PKK KENDİ KENDİNİ İMHA EDİYOR
Terör örgütü PKK’da, örgütün şiddet eylemleri, despotik uygulamaları ve dağdaki sefil hayattan kaçarak kurtulmak isteyen militanların etkin pişmanlık hükümlerinden yararlanarak serbest kalmaları sonucu, yoğun kopuşlar yaşanıyor. Yıllardır bir tas sıcak çorba ve ana kucağına hasret olan örgüt mensupları, her geçen gün yumuşak kucaklayıcı güce sığınmaya devam ediyor. Bu arada güvenlik güçlerinin operasyonları sonucu büyük darbeler alan örgüt mensupları, ölülerini bile toplayamadan kaçmaya çalışıyor. PKK’nın her zamanki “Kullan- at” taktiği de, yaralı örgüt mensuplarının kendi arkadaşları tarafından öldürülmeleriyle yine gündeme yansıyor.
Teröristlerin kendi aralarındaki konuşmaları içeren ve basına yansıyan, 2 PKK’lı grup arasında gerçekleşen diyalogda, 34 teröristin etkisiz hale getirildiği, teröristlerin yaralı arkadaşlarını da taşımamak için vurarak öldürdükleri yer alıyor. Etkili vuruşlar neticesinde geri çekilmek zorunda kalan grupların yardım isteklerinin geri çevrilerek, ölü arkadaşlarını oldukları yerde bırakarak kaçmaları yönünde talimat veriliyor.
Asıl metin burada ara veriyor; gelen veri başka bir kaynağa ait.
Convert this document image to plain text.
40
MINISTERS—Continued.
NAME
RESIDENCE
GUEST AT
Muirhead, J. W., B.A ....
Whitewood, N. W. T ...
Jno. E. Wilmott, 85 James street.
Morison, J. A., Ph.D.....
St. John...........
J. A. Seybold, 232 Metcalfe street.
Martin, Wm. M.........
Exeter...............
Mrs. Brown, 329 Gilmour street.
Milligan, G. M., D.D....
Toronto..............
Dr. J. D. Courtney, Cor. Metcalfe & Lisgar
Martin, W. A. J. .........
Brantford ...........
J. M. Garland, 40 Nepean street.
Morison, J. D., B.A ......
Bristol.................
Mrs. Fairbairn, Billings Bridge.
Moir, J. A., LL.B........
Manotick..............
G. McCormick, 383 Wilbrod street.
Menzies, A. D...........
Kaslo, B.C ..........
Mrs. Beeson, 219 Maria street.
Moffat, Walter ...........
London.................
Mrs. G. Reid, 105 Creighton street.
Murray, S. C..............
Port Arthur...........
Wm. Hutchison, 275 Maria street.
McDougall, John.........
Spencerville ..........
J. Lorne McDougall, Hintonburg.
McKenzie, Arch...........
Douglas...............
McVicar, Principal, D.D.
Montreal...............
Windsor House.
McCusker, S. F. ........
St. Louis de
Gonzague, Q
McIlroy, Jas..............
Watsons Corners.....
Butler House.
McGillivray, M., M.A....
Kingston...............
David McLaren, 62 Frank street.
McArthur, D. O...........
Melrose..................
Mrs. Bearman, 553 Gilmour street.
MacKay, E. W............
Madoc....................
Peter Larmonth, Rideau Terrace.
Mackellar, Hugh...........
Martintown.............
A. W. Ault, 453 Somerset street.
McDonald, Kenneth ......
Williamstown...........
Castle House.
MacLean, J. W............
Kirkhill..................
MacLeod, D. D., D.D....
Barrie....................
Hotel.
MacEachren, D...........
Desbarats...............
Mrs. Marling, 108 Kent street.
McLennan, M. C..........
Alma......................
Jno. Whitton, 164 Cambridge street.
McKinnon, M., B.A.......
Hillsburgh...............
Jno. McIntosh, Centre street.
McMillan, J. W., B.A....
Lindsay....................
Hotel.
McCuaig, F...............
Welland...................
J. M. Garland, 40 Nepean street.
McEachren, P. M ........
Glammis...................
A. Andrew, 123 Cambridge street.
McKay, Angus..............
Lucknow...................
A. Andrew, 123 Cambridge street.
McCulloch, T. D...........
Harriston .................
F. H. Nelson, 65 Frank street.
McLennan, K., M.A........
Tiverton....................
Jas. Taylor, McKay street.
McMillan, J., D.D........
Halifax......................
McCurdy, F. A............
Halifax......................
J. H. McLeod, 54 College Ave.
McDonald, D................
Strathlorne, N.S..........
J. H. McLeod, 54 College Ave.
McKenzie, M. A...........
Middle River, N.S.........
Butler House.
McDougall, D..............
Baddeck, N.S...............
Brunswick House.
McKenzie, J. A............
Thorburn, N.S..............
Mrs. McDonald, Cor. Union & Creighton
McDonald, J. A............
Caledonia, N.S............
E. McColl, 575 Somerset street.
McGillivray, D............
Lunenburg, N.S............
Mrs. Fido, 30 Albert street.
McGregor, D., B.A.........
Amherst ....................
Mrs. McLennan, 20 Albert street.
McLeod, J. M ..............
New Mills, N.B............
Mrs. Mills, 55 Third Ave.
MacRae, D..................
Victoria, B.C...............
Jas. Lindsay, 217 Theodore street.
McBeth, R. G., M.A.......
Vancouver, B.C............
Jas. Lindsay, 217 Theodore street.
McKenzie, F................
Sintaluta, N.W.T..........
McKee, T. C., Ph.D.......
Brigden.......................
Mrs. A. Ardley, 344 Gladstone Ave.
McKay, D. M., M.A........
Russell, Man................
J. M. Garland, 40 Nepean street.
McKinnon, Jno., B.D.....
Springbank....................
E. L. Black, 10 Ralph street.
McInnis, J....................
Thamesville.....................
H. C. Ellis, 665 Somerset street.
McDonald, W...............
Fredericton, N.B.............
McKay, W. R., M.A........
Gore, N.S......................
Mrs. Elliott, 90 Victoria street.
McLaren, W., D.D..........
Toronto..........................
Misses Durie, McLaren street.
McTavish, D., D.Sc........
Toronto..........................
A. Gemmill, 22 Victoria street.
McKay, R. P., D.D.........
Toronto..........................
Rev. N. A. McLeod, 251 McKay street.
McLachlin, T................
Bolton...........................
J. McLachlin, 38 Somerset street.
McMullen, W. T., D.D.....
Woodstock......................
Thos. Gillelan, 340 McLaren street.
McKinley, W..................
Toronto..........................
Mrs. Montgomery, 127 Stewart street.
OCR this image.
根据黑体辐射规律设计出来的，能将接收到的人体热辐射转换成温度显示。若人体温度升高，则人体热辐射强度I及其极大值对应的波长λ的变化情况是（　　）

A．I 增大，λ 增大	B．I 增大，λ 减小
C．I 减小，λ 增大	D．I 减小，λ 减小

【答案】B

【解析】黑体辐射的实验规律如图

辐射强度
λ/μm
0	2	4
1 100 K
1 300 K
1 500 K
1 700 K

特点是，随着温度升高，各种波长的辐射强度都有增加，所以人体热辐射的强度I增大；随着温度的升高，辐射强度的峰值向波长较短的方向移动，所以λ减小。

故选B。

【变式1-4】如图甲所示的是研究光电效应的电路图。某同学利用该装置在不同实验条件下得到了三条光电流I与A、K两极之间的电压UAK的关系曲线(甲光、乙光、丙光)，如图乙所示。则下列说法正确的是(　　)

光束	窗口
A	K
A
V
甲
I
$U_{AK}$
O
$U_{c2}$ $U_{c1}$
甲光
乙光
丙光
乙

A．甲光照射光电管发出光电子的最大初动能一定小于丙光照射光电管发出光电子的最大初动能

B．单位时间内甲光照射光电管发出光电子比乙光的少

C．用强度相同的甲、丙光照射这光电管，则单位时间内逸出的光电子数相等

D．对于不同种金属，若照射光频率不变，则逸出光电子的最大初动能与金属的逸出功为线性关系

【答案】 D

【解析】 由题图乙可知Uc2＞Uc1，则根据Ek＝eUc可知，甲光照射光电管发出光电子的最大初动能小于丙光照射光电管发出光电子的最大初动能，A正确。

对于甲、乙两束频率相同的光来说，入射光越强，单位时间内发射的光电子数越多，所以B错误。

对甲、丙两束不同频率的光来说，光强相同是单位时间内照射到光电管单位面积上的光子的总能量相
Hatta kayadan düşüp kalçası kırılan bir teröristin hiç beklenilmeden ve zaman kaybedilmeden “Kafasına sıkılarak” öldürülmesi ve emrin hemen uygulanması isteniliyor. Havan atışları nedeniyle iyice köşeye sıkıştıkları ve gruplar arasında temaslarının kesildiği, yaralılar ile sınırdan geçilemeyeceğinden onların da vurularak öldürülmeleri emrediliyor.
Öte yandan, örgütün firar ya da kaçmaya teşebbüs eden teröristler için korkutma ve sindirme amaçlı olarak infaz kararı aldığına dikkat çekiliyor. Örgüt içi infazlar ile kaçma niyetinde olan teröristlere gözdağı verildiği, örgütten ayrılmak isteyen örgüt mensuplarının, güvenlik güçlerine yakınları aracılığıyla, “teslim olacağım” mesajları gönderdikleri bildiriliyor.
Bu arada örgütsel çevrelerde, özellikle yurt içerisindeki bir çok grubun başında sorumlu olarak eski katılım militanların bulunduğu, söz konusu militanların kendisini örgüt yerine koyarak, “ben bilirim” havasında “bana bir şey olmaz” mantığıyla hareket ettikleri, talimatları dinlemedikleri ve örgütün kayıplarına sebep oldukları konusunda sohbetler yapılıyor. Bu durumun önüne geçmek amacıyla gerekirse, talimatlara uyan, söz dinleyen genç ve tecrübesiz militanlara sorumluluk verileceği, örgütte tam bir uyuşmazlık yaşandığı, astların üstleri dinlemediği ve başıboşluk havasının hakim olduğu konuşuluyor. Genç ve tecrübesiz militanların ise, silah kullanmayı dahi bilmedikleri, sırf sayısal olarak örgütü güçlü göstermek amacıyla sözü edilen militanların örgüt içinde tutulmaya çalışıldığı, artık örgütü toparlamanın çok zor olduğu, kısacası, örgütün askeri olarak da ümitsiz bir durumda bulunduğu kaydediliyor.
Örgüt mensupları kendi kendilerini imha ede dursunlar, her yerde ve her zaman barış ve huzur ortamının devamından yana olan ve vicdan sahibi olan Kürtler ve Türkler, PKK’nın şiddet eylemlerini kabul etmediklerini, kan ve gözyaşı istemediklerini her fırsatta dile getiriyorlar. Şırnak'ta 18 Ekim 2008 tarihinde sivil toplum örgütlerince düzenlenen mitinge katılan çok sayıda vatandaşın, ellerinde bayraklarla, Kürtçe terör örgütü aleyhinde sloganlar yazılı dövizlerle yürüyerek terör örgütü PKK ve saldırılarını kınamaları, bunun en güzel örneği olarak karşımıza çıkıyor. Barış ve kardeşlik içinde yaşamaktan yana olan Şırnaklılar’ın gerçekleri dile getirmek için toplandıkları mitingde, Kürt kökenli vatandaşlar olarak ülkenin bölünmez bütünlüğü ile devletin ve ordunun yanında yer alındığı tüm dünyaya haykırılıyor.
Teröre ve şiddete hayır! Barış ve huzura evet!